Dear readers, you may be surprised to learn that spirits like George Dickel, Bulleit, Templeton and Angel’s Envy are sourced and bottled from private label distilleries like Midwest Grain Products. Sourcing and blending whiskies is a perfectly reasonable choice for distilleries, ensuring some consistency and quality control.

Aside from getting a product ready for bottling without having to wait a few years, there are other advantages to sourcing barrels of whiskey, according to Copper Sky Distillery owner Mike Root. Buying barrels wholesale is cost-effective, which means the price of a bottle is lower for the consumer.

“Basically that’s the premise I started Copper Sky on,” Root says. “I like good whiskey and good people, and not everything needs to cost $100 a bottle.”

DETAILS:
Copper Sky Distillery, 110 Emery St., Longmont,
720-204-6064

Root started Copper Sky Distillery a couple years ago, taking over the space formerly occupied by micro-distillery Still Cellars in Longmont. Now the distillery is moving into a brand new space near downtown Longmont, behind the South Main Station apartments built on the remains of the old turkey plant.

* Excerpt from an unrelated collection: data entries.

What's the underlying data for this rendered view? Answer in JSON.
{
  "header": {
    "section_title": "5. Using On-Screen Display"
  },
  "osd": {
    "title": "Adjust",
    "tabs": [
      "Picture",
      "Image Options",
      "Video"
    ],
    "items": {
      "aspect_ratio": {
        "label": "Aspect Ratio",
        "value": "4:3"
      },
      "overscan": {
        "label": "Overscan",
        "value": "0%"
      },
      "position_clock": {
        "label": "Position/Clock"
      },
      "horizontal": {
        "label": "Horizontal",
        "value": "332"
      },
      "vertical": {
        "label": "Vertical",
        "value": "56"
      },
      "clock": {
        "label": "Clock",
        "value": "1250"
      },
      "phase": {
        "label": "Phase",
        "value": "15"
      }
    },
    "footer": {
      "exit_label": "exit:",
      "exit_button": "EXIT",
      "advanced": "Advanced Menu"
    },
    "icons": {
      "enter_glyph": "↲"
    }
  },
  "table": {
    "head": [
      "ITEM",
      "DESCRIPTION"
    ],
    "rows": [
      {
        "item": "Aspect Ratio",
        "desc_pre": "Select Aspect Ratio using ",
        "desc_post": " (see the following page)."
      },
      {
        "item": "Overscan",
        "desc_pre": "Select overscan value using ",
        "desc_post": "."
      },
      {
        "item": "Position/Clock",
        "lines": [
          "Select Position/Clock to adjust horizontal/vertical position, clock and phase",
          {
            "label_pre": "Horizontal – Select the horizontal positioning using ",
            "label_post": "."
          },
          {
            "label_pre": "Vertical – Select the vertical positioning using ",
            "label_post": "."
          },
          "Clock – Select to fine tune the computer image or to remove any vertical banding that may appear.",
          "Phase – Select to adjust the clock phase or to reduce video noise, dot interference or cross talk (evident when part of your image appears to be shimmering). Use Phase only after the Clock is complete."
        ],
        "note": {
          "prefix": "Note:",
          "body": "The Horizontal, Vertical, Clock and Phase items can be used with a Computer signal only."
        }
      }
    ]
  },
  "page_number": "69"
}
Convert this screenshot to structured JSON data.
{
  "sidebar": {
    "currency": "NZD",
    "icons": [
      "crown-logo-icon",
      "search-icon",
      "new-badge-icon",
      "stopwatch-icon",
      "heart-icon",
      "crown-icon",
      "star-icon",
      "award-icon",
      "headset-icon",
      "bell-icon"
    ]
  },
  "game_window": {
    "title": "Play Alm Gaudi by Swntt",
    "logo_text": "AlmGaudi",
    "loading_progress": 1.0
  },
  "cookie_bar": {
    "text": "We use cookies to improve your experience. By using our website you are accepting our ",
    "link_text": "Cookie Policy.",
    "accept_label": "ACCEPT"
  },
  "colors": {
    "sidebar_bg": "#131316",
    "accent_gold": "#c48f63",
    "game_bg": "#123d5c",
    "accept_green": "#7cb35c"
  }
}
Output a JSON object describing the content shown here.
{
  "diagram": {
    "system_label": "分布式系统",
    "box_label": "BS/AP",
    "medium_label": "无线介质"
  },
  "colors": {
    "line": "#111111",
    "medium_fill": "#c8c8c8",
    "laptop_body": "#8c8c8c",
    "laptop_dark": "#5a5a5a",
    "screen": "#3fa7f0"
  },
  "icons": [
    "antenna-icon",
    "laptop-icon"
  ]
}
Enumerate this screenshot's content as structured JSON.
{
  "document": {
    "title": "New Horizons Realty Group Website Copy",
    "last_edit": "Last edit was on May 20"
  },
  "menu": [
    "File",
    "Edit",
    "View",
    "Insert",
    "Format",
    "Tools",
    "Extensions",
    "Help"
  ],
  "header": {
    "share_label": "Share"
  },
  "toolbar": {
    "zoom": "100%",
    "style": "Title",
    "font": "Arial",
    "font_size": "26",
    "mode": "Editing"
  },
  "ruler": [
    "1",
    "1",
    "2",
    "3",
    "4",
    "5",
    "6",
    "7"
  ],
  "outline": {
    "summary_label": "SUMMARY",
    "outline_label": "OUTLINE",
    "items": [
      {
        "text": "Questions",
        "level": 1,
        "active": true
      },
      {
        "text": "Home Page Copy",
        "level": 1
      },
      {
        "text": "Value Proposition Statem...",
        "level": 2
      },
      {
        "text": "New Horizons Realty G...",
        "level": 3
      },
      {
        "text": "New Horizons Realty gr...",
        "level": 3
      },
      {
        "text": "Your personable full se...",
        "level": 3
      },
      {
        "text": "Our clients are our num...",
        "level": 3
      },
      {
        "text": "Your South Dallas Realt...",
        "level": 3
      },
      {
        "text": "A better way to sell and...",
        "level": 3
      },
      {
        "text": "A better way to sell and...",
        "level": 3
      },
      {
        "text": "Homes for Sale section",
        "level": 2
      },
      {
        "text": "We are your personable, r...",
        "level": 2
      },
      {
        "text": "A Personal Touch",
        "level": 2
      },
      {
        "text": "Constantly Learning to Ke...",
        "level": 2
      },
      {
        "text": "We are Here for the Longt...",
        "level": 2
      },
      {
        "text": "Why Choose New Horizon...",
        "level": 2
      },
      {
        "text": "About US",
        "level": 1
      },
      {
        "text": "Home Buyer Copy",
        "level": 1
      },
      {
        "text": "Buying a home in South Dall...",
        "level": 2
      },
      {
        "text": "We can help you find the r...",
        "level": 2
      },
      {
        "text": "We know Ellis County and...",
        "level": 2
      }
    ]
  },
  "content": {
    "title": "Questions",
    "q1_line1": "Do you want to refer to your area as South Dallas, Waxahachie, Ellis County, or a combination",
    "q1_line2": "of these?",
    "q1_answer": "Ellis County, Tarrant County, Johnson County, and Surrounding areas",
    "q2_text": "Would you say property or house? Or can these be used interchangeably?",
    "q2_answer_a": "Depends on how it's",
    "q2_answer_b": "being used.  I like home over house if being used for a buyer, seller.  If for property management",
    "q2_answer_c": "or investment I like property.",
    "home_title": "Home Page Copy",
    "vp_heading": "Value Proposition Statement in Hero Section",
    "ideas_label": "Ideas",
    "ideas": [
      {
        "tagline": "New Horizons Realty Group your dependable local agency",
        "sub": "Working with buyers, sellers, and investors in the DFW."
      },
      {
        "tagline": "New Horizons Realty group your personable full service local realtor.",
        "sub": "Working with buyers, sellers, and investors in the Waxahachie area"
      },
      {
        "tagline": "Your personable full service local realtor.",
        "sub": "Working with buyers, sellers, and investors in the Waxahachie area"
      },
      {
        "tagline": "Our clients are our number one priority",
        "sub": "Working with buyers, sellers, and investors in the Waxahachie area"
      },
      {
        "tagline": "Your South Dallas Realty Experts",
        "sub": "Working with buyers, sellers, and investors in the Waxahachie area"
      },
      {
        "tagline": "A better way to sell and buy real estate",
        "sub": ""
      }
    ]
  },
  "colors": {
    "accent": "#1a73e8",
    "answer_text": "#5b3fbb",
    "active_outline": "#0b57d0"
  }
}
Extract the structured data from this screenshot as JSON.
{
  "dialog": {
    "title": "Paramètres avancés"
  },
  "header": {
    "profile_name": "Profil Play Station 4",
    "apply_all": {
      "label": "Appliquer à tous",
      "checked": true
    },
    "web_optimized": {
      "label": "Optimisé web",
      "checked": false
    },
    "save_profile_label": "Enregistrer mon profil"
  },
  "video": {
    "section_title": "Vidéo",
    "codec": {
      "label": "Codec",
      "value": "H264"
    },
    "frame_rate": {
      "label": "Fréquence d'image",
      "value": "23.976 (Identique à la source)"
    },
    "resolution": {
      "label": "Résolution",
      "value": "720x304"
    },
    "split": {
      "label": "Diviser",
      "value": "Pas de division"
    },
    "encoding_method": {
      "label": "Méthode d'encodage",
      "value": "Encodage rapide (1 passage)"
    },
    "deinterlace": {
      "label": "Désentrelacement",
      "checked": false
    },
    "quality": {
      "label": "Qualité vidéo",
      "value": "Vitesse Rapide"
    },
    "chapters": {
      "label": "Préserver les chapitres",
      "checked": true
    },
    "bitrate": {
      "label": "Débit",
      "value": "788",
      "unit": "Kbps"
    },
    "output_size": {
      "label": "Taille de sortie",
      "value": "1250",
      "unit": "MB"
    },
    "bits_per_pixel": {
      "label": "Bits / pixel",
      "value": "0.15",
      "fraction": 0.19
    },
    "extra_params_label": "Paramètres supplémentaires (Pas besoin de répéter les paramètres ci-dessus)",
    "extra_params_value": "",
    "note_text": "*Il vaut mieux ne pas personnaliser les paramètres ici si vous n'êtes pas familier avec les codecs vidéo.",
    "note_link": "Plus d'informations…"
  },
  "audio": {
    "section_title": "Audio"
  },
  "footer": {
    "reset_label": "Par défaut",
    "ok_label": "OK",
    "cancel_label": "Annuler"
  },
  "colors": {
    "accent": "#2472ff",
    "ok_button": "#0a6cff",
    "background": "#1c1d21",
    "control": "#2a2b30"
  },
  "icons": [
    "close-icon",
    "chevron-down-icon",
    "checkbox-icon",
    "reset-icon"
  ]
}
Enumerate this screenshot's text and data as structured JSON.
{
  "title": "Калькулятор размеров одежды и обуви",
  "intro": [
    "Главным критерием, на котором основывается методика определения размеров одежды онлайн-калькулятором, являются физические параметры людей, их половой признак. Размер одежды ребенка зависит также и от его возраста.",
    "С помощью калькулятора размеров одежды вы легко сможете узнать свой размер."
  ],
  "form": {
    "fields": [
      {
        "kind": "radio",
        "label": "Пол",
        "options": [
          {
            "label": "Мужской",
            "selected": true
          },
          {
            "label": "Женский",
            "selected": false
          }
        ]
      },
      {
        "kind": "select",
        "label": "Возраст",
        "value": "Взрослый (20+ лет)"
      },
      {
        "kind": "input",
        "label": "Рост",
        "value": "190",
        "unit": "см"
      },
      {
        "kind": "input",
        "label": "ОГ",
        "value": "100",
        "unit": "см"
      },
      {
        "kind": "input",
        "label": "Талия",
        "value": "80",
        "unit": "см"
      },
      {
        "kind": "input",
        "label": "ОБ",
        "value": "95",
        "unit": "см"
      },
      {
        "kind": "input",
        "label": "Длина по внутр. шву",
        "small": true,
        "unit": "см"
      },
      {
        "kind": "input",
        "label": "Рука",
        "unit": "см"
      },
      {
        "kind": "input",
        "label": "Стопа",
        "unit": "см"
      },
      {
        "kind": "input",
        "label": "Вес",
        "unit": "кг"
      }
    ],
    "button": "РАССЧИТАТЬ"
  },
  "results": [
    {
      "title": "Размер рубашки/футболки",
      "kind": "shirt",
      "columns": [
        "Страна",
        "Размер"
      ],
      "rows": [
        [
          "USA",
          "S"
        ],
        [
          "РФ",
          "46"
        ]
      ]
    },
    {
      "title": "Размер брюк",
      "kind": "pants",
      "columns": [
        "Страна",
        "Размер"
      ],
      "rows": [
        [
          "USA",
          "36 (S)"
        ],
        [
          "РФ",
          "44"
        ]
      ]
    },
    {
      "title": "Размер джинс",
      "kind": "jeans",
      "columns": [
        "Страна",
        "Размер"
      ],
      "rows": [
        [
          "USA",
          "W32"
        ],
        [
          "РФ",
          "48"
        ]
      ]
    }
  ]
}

Copper Sky’s portfolio hews closely to wheated bourbons and whiskies, ranging from 5-year-old bourbons up to a 16-year-old light whiskey. Root says his tastes still veer toward the smooth, sweet notes that come with wheated whiskies, but adds that he’s warming up to spicier spirits like rye thanks to Copper Sky’s head blender and distiller, Isaac Haefner. 

“I have a sweeter palate―corn and sweet mashes―and Isaac likes the bolder flavors, so we’re a good compliment to each other,” Root says.

That balance comes into play when making spirits as well, Root says. The distillery has rum still in the barrel, he says, waiting until it tastes just right. Balance and patience are the watchwords with Copper Sky’s spirits, and thanks to sourcing, Root doesn’t feel pressure to release something before it’s ready.

“Even though we’re making our own, we’re still following that same blending track. That’s just one of the pages in the portfolio we’ll always keep,” Root says. “We’ll stay a hybrid distiller, we’re not going to stop sourcing and blending because it’s a fun art for us.”

Copper Sky’s former location barely had enough space for stills and fermentation, let alone keeping barrels, so outgrowing the space was only a matter of time. The new space means a bigger tasting room, in addition to increased barrel storage and production space to distill and blend spirits. 

When it came to finding another location, Root said other cities around the Front Range tried to lure them in, but Copper Sky’s home is Longmont.

“This is where we belong, so it’s perfect that we get to take on part of a historical building with the old turkey factory,” Root says.

Root is also a firm believer in supporting the community, he says. The distillery hosts regular fundraisers to support first responders, and sponsors events with the Firehouse Art Center and Longmont Creative District. An Air Force veteran himself, Root also partners with veteran-support nonprofits like Warriors & Whiskey and Veterans Community Project to support veterans in need with limited release bottles.

Construction is still underway at the new location, Root says, leaving the distillery temporarily without a tasting room. They still have space to blend and bottle, so Boulder County and other areas of the state won’t be bereft of their bottles. Root says he’s hopeful that the space will be up and running before the end of June.